Wednesday, June 14, 2006

FEAR NOT We Are Not Alone....and in some pretty Great Digital Company!






















June 14, 2006

Embracing Digital Era, PBS Hires John Boland of KQED to Fill New Post

Staking its future in the digital media world, the Public Broadcasting Service has created a new post of chief content officer and named a public broadcasting executive with extensive digital experience to fill the job.

John Boland, 57, is currently the executive vice president and chief content officer at KQED Public Broadcasting in San Francisco, which operates the PBS and National Public Radio stations in Northern California. KQED was one of the first PBS stations to have multiple digital channels to make its shows available at different times, and it was also one of the first to offer its shows on demand, through its Web site and in podcasts.

At PBS Mr. Boland, who starts in September, will oversee television programming, new media, education and promotion. As part of a restructuring, PBS will close its small Los Angeles office. Jacoba Atlas, one of PBS's chief programming executives, who is based there, will leave PBS at the end of this month. John Wilson, who with Ms. Atlas had been overseeing PBS programming and is based at PBS's headquarters in Arlington, Va., will now report to Mr. Boland.

Ms. Atlas said in an interview that she did not know what she would do next, and called it "a privilege to have been able to deal with content that is as exceptional" as that of PBS.

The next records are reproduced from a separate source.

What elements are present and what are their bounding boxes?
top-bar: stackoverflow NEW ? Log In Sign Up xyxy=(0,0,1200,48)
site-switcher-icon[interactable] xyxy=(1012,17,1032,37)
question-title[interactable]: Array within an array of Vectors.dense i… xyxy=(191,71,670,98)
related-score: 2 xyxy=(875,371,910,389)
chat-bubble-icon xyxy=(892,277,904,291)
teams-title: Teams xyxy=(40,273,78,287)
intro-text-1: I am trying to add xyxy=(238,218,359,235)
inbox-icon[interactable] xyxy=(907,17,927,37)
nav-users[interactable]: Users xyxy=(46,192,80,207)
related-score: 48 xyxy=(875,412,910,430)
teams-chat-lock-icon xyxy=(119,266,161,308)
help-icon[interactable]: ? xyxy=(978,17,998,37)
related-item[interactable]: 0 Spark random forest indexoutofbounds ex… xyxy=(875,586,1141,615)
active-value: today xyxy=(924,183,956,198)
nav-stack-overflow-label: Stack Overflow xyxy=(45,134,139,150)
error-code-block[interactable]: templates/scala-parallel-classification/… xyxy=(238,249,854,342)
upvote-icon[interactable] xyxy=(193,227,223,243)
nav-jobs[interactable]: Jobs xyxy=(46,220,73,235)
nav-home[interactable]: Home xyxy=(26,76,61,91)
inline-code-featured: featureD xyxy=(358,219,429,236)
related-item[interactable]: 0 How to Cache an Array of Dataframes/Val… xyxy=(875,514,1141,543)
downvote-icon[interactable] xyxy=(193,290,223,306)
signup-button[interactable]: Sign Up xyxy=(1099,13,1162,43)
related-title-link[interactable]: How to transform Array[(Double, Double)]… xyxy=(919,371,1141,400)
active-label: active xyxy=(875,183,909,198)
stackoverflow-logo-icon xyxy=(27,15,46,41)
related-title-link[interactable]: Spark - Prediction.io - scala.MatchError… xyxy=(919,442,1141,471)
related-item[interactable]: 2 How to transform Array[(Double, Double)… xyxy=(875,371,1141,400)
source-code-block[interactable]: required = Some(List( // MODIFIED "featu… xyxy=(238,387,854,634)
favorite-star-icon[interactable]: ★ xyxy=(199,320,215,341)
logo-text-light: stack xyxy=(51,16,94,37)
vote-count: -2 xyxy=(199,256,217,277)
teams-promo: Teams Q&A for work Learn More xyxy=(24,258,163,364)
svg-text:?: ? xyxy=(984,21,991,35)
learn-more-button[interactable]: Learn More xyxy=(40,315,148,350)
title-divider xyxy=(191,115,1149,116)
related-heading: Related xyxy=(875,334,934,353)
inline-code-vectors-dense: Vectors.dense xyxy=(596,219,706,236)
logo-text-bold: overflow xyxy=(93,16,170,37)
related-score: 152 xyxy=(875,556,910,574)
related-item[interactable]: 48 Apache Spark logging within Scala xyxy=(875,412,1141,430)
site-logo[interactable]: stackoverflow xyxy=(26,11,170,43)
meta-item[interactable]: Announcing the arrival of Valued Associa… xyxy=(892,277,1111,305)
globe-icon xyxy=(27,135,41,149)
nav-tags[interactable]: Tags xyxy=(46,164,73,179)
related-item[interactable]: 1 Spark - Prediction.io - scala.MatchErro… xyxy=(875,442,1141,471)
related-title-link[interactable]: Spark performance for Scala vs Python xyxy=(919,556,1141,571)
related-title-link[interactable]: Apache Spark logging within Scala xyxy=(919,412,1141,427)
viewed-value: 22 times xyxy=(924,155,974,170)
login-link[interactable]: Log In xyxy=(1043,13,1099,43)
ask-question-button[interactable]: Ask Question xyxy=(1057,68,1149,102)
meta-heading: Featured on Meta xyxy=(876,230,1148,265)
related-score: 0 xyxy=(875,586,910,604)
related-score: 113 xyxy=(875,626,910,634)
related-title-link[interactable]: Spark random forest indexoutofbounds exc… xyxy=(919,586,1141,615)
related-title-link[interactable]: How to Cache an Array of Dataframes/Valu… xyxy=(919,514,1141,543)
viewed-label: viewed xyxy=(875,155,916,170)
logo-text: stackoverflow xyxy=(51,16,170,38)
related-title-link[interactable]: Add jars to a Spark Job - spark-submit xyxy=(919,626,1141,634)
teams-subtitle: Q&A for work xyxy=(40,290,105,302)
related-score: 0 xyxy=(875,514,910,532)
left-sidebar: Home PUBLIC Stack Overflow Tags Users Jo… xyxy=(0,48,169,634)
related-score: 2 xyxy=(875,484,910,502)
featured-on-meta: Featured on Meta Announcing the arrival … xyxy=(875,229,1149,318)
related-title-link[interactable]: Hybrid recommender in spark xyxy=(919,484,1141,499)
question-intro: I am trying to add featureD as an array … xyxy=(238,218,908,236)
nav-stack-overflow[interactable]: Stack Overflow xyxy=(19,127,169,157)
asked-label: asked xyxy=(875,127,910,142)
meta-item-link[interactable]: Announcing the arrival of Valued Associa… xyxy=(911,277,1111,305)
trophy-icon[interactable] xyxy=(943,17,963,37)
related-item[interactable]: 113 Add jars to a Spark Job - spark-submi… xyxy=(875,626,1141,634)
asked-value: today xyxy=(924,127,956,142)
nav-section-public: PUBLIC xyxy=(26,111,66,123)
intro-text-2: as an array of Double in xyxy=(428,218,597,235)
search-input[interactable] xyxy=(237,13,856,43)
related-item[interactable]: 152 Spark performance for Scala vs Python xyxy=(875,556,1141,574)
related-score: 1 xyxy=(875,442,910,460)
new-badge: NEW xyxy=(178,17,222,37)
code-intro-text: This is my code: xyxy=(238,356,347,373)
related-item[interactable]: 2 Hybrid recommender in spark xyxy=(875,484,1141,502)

Mr. Boland's appointment is one of the first strategic moves by Paula A. Kerger, who took over as PBS's president and chief executive officer in March. In recent weeks she has announced an agreement to make available more PBS shows through free video-on-demand services, as well as a new partnership to offer hundreds of hours of PBS programs to schools, through Discovery Education's digital learning services.

In an interview Ms. Kerger cited "Quest," KQED's ambitious new science, nature and environment initiative, as an example of what PBS can aspire to. Under Mr. Boland's direction, KQED raised $7.5 million to pay for the first three years of "Quest," which will begin in the fall. The station's most expensive local undertaking ever, it will include weekly television and radio shows, a content-rich Web site with games and nature center tours that can be downloaded to personal portable devices, educational lesson plans that meet California teacher standards and community organization and museum tie-ins. All the broadcast material will be archived and available on demand after it is first shown.

The new digital world is "made to order" for PBS programming, Mr. Boland said in an interview. "We have content that has a very long shelf life and very long value because it was so well researched," he said. Because PBS programming doesn't rely on advertising for support, he added, it doesn't matter whether a viewer sees it when it is first broadcast or an educator accesses it 10 years later.

But PBS, a consortium of 348 local public stations, has to figure out how to make the transition from a program service that is still primarily used in a linear fashion, he said. Viewers, Mr. Boland said, "are still watching 'Nova' on Tuesday night and watching 'The NewsHour' at 6, and we need to continue to serve that majority of the public," while experimenting with all the new distribution outlets.

PBS and its stations must also find the money to finance the transition and experimentation.

Financing has been a continuing challenge at public television for the last decade, as corporate underwriters have cut back support of programming, colleges and universities have started forcing the stations they run to pick up overhead costs, and lawmakers at the state and federal levels have tried to cut government financing, often successfully.

Mr. Boland, a former newspaper reporter who has been at KQED since 1995, said that Ms. Kerger, previously the No. 2 executive at the parent company of WNET and WLIW in New York, came to PBS with "more experience in fund-raising than any of her predecessors." PBS has started a new foundation to raise money, and Mr. Boland said he hoped that would be one source of financing for new digital initiatives.

Ms. Kerger said Mr. Boland would also be reassessing PBS's programming, not to make wholesale changes, but to think about new directions. "I would like him to think hard about how do we make our iconic work even better and bring new stuff onto the schedule," she said. PBS is already looking for new science programming, and Ms. Kerger said she would "love for us to think about the arts again."